The Pittsburgh Diocese's special convention and similar ones around the country were called after the national church confirmed as bishop an openly gay priest, Rev. V. Gene Robinson of New Hampshire, at its triennial convention this summer.

Robinson's pending consecration has exposed the deep disagreements within the 70 million-member worldwide Anglican Communion over human sexuality, same-sex unions and biblical authority.

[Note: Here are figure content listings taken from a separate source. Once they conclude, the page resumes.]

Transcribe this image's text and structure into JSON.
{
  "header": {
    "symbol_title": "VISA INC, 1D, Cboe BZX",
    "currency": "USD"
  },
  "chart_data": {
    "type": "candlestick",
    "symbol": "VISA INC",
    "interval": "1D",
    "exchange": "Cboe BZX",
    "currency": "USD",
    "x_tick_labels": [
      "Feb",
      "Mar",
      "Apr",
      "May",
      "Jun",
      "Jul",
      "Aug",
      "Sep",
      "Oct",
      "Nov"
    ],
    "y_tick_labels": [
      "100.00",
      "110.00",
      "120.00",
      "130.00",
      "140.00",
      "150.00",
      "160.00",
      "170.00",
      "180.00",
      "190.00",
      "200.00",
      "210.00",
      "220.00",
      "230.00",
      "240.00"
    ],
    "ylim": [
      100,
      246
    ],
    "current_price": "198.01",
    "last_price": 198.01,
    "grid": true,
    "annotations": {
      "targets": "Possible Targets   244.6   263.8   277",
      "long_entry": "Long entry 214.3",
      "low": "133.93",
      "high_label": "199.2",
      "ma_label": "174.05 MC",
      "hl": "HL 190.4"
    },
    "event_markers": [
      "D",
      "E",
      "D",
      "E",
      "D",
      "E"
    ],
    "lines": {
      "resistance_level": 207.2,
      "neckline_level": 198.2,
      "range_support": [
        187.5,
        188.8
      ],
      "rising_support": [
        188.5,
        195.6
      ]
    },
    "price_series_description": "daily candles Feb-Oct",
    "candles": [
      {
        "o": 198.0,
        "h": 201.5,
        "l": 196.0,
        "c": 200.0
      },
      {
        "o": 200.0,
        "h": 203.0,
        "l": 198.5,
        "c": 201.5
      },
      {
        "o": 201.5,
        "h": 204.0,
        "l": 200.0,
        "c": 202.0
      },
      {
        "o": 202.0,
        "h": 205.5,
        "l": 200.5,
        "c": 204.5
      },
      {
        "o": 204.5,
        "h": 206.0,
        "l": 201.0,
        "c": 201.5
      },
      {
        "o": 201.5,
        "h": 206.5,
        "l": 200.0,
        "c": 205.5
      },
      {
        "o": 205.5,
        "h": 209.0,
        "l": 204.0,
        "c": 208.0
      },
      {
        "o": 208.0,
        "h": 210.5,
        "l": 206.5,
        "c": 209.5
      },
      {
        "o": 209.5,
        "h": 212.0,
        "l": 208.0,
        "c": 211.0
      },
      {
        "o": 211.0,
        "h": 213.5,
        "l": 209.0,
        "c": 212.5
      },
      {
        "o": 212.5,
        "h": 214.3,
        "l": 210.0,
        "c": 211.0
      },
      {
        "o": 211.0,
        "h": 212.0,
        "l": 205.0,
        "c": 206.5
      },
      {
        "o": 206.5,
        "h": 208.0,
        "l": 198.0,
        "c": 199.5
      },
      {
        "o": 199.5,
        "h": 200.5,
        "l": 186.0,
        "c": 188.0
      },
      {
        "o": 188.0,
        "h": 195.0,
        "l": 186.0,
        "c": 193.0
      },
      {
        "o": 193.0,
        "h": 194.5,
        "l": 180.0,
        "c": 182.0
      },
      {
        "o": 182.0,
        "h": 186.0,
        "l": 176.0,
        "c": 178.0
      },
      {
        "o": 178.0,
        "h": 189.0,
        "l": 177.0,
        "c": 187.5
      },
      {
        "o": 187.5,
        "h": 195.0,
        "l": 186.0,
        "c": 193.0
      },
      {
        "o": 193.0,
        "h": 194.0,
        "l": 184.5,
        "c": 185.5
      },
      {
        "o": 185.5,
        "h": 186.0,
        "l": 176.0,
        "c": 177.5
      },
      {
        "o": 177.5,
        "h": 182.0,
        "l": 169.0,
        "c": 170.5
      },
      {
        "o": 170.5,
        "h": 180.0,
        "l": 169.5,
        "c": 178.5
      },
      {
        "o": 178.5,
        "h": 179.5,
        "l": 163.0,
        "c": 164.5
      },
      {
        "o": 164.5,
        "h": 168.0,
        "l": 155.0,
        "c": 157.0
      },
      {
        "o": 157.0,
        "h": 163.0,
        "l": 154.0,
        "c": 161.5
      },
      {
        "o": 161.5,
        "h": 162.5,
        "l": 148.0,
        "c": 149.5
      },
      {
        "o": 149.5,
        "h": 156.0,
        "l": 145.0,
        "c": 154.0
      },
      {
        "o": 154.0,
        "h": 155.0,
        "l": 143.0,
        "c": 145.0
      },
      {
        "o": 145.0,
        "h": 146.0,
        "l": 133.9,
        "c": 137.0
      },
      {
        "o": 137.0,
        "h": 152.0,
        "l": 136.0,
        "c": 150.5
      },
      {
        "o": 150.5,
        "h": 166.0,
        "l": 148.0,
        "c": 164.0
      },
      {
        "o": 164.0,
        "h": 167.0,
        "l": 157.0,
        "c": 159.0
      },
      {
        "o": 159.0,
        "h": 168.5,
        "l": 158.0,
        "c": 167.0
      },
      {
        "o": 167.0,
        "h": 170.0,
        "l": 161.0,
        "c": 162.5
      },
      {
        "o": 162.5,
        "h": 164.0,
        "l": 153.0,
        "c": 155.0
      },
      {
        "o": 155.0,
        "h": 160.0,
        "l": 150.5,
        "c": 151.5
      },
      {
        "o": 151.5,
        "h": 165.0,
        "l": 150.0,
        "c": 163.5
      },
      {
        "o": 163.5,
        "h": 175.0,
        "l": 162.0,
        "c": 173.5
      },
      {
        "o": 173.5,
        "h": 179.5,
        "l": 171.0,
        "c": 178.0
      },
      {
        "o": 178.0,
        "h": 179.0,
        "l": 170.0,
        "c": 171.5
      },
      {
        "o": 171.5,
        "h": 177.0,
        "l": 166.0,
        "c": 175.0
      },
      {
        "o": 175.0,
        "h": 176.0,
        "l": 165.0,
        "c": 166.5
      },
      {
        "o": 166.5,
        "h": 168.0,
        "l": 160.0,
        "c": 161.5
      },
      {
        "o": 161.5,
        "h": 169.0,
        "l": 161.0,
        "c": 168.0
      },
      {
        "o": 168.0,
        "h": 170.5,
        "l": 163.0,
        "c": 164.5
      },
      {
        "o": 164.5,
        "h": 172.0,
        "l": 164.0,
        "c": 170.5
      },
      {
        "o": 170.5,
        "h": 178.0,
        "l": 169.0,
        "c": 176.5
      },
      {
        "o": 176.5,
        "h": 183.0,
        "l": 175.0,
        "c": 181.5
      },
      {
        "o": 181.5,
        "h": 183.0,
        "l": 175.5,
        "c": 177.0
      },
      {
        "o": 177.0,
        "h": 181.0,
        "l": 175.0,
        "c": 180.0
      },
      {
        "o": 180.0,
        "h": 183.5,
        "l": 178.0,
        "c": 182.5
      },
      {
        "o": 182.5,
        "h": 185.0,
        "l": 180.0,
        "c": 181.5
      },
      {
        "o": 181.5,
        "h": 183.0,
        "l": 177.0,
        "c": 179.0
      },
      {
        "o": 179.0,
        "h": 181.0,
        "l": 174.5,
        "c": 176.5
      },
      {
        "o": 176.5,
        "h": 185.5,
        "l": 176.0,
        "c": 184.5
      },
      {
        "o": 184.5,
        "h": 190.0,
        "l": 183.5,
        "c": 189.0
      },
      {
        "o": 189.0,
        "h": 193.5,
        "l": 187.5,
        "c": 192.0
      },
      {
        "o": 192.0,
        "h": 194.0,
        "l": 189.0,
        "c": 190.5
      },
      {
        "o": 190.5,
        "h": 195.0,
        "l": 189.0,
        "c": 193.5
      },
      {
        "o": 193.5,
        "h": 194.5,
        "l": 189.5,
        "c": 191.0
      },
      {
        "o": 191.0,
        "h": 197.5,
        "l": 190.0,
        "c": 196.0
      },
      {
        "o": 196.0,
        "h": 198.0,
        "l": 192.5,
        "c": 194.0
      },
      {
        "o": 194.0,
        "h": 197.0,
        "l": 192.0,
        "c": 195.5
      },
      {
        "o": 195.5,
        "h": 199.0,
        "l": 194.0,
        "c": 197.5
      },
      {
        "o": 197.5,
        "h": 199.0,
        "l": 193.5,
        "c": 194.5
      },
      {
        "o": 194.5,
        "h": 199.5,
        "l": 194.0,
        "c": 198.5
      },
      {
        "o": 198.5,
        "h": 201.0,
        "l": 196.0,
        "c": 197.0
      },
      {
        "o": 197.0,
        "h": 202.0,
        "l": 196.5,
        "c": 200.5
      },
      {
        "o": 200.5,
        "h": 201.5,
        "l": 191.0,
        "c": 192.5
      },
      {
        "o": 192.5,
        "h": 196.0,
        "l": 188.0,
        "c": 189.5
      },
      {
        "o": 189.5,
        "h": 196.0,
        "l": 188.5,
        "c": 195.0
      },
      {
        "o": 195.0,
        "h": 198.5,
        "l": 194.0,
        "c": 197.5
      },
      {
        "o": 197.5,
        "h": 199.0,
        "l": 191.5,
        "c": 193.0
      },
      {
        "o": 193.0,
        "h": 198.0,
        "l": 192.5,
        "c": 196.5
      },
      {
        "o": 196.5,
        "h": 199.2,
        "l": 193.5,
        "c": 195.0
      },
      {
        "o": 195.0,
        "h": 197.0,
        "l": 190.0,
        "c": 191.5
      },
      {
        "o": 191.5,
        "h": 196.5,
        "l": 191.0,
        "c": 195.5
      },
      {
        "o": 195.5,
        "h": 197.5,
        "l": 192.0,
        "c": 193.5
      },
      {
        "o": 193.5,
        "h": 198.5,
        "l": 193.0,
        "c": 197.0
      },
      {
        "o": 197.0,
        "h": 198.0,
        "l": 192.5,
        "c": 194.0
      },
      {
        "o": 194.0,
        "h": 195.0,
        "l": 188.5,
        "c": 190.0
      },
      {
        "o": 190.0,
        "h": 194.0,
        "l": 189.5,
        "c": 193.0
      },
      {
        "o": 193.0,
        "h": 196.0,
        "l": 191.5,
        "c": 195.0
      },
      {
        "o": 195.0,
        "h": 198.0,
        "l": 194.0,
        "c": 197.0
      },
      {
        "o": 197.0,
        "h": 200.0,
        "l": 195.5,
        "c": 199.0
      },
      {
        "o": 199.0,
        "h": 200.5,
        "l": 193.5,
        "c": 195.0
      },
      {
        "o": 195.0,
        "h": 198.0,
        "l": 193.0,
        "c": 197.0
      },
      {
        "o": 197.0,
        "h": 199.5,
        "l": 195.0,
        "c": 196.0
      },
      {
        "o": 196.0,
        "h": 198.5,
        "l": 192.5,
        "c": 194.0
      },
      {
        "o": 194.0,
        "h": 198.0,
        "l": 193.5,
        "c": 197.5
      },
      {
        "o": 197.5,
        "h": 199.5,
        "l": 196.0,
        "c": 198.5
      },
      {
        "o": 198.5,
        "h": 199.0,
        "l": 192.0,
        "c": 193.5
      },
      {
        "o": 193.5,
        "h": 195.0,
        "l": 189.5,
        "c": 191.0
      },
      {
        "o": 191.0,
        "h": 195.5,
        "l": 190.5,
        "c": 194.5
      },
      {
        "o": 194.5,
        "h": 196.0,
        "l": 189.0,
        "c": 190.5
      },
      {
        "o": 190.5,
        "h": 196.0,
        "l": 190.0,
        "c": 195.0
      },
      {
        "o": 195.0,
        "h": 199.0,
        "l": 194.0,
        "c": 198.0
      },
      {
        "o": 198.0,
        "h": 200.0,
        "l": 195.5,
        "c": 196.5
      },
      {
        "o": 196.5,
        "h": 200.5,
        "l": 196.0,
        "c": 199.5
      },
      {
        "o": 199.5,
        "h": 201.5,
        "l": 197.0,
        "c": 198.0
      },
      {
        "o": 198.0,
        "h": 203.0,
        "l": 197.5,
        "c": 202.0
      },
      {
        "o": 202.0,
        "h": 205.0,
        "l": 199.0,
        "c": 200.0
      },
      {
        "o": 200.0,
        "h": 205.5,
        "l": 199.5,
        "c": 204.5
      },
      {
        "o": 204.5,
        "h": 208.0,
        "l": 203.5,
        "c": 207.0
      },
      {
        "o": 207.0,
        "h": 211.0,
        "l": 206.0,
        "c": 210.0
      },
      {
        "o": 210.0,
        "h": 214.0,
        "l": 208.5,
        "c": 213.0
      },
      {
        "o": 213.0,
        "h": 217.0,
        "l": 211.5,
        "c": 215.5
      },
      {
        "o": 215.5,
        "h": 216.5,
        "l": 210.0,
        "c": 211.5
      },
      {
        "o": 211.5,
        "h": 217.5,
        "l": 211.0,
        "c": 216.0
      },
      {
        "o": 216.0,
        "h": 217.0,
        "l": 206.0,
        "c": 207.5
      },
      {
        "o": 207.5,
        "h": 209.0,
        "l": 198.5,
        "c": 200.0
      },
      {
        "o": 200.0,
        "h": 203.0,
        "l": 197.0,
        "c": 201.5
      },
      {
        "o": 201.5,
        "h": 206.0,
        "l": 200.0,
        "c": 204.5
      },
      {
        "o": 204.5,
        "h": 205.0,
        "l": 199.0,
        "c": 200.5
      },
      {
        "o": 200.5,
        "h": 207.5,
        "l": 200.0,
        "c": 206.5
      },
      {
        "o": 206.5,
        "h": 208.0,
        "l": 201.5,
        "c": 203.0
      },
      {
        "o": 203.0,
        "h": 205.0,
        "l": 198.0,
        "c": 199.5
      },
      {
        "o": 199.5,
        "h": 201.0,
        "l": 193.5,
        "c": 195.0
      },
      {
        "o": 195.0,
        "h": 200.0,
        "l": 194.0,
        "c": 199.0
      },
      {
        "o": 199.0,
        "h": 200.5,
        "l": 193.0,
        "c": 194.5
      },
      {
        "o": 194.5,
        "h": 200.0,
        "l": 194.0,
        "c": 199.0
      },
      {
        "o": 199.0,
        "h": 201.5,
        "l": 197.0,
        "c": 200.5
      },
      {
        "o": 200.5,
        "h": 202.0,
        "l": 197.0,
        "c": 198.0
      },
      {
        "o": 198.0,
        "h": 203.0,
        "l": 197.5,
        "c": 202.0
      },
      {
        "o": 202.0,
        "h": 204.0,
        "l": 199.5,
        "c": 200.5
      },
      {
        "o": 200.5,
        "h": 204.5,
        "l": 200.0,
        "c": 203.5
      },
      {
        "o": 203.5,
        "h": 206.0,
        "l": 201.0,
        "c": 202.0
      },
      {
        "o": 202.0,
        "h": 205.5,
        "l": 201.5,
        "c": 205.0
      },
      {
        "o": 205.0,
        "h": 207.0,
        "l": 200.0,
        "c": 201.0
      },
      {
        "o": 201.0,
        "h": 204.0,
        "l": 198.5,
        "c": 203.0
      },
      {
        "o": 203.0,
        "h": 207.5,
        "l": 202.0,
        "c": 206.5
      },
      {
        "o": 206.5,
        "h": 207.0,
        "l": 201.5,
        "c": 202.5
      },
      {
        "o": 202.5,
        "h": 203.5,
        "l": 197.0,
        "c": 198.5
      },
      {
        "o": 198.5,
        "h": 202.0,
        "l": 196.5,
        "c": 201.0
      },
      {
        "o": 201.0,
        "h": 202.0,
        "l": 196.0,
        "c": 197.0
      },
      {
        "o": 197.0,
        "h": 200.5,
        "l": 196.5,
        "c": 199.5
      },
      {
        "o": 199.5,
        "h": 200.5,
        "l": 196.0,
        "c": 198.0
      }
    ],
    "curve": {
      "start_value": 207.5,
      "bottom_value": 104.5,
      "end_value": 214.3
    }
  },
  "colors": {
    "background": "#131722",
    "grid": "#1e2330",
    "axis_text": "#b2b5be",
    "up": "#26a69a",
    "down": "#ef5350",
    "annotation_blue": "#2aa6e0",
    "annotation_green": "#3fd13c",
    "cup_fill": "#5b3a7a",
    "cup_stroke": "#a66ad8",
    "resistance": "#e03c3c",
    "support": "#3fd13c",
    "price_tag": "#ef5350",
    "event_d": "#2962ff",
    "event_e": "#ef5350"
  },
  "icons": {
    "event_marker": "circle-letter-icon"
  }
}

The 2.3 million-member Episcopal Church is the American component of the communion.

At a meeting of world leaders of the Anglican Communion Oct. 15-16 in London, the primates said Robinson's consecration could destroy the communion.

Duncan said he regretted the lawsuit but it didn't surprise him.

"I think the action on their part is definitely premature," he said, "since what we've done is try to protect all the churches' property."

Lewis chaired a meeting Thursday night of the vestries and clergy of parishes that had voted against the six resolutions. About 150 people attended the gathering in Calvary's refectory. Several lawyers spoke, including some from the Downtown law firm of DeForest Koscelnik Yokitis & Kaplan, which represents Calvary and Lewis.

Lewis said the lawsuit was about preserving the church and nothing else.

"This is not, No. 1, an ad hominem attack on the bishop or anyone else," said Lewis, whose church is the second largest in a diocese that includes 11 counties and 20,000 members. "And this has nothing to do with Gene Robinson; this is not about homosexuality.

"This is about the Episcopal Church. The court, I think, will uphold our position because the people of the Episcopal Church in this diocese are entitled to the use and the enjoyment of the property."